作者：DMIR 来自： 发表时间：2016-06-18 浏览量：1073
报告题目: Large-scale linear classification: status and challenges
报告人：国立台湾大学 Chih-Jen Lin博士、特聘教授
Chih-Jen Lin is currently a distinguished professor at the Department of Computer Science, National Taiwan University. He obtained his B.S. degree from National Taiwan University in 1993 and Ph.D. degree from University of Michigan in 1998. His major research areas include machine learning, data mining, and numerical optimization. He is best known for his work on support vector machines (SVM) for data classification. His software LIBSVM is one of the most widely used and cited SVM packages. For his research work he has received many awards,including the ACM KDD 2010 and ACM RecSys 2013 best paper awards. He is an IEEE fellow, a AAAI fellow, and an ACM fellow for his contribution to machine learning algorithms and software design. More information about him can be found at http://www.csie.ntu.edu.tw/~cjlin.
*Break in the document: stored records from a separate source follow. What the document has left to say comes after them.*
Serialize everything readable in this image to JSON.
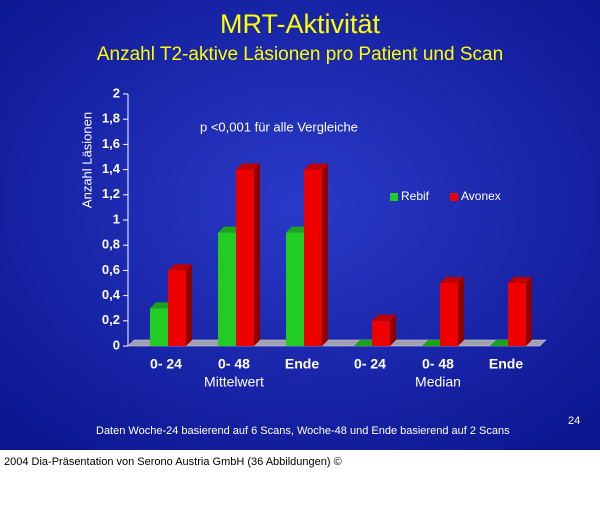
{
  "chart_data": {
    "type": "bar3d",
    "title": "MRT-Aktivität",
    "subtitle": "Anzahl T2-aktive Läsionen pro Patient und Scan",
    "y_label": "Anzahl Läsionen",
    "annotation": "p <0,001 für alle Vergleiche",
    "categories": [
      "0- 24",
      "0- 48",
      "Ende",
      "0- 24",
      "0- 48",
      "Ende"
    ],
    "group_labels": [
      "Mittelwert",
      "Median"
    ],
    "series": [
      {
        "name": "Rebif",
        "color": "#22cc22",
        "values": [
          0.3,
          0.9,
          0.9,
          0,
          0,
          0
        ]
      },
      {
        "name": "Avonex",
        "color": "#ee0000",
        "values": [
          0.6,
          1.4,
          1.4,
          0.2,
          0.5,
          0.5
        ]
      }
    ],
    "ylim": [
      0,
      2
    ],
    "yticks": [
      0,
      {
        "value": 0.2,
        "label": "0,2"
      },
      {
        "value": 0.4,
        "label": "0,4"
      },
      {
        "value": 0.6,
        "label": "0,6"
      },
      {
        "value": 0.8,
        "label": "0,8"
      },
      1,
      {
        "value": 1.2,
        "label": "1,2"
      },
      {
        "value": 1.4,
        "label": "1,4"
      },
      {
        "value": 1.6,
        "label": "1,6"
      },
      {
        "value": 1.8,
        "label": "1,8"
      },
      2
    ],
    "footnote": "Daten Woche-24 basierend auf 6 Scans, Woche-48 und Ende basierend auf 2 Scans",
    "slide_number": "24",
    "credit": "2004 Dia-Präsentation von Serono Austria GmbH (36 Abbildungen) ©"
  }
}
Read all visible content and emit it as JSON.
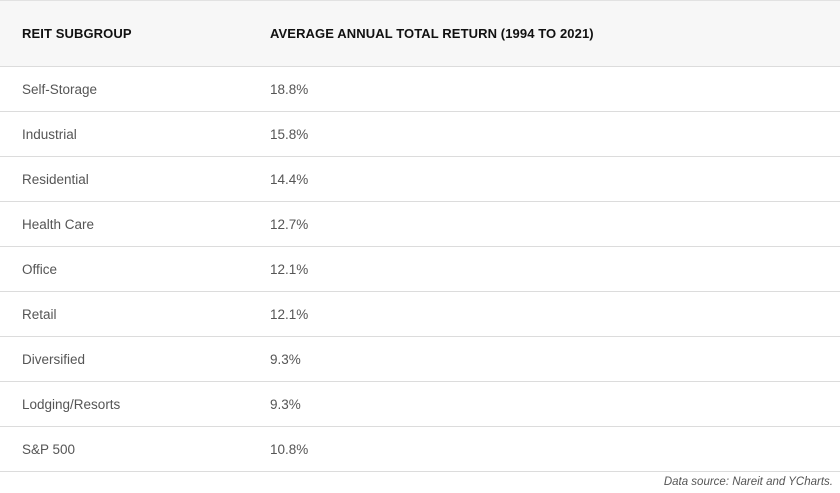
{
  "table": {
    "headers": [
      "REIT SUBGROUP",
      "AVERAGE ANNUAL TOTAL RETURN (1994 TO 2021)"
    ],
    "rows": [
      [
        "Self-Storage",
        "18.8%"
      ],
      [
        "Industrial",
        "15.8%"
      ],
      [
        "Residential",
        "14.4%"
      ],
      [
        "Health Care",
        "12.7%"
      ],
      [
        "Office",
        "12.1%"
      ],
      [
        "Retail",
        "12.1%"
      ],
      [
        "Diversified",
        "9.3%"
      ],
      [
        "Lodging/Resorts",
        "9.3%"
      ],
      [
        "S&P 500",
        "10.8%"
      ]
    ]
  },
  "source_note": "Data source: Nareit and YCharts."
}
Many classification techniques such as kernel methods or decision trees are nonlinear approaches. However, linear methods of using a simple weight vector as the model remain to be very useful for many applications. By careful feature engineering and having data in a rich dimensional space, the performance may be competitive with that of using a highly nonlinear classifier. Successful application areas include document classification and computational advertising.In the first part of this talk, we give an overview of linear classification by introducing commonly used formulations. We discuss optimization techniques developed in our linear-classification package LIBLINEAR for fast training. The flexibility over kernel methods in selecting and employing optimization methods can be clearly seen in our discussion.In the second part of the talk, we select a few examples to demonstrate how linear classification is practically applied.They range from small to big data. The third part of the talk discusses issues in applying linear classification for big-data analytics. We particularly demonstrate our recent work on multi-core and distributedlinear classification.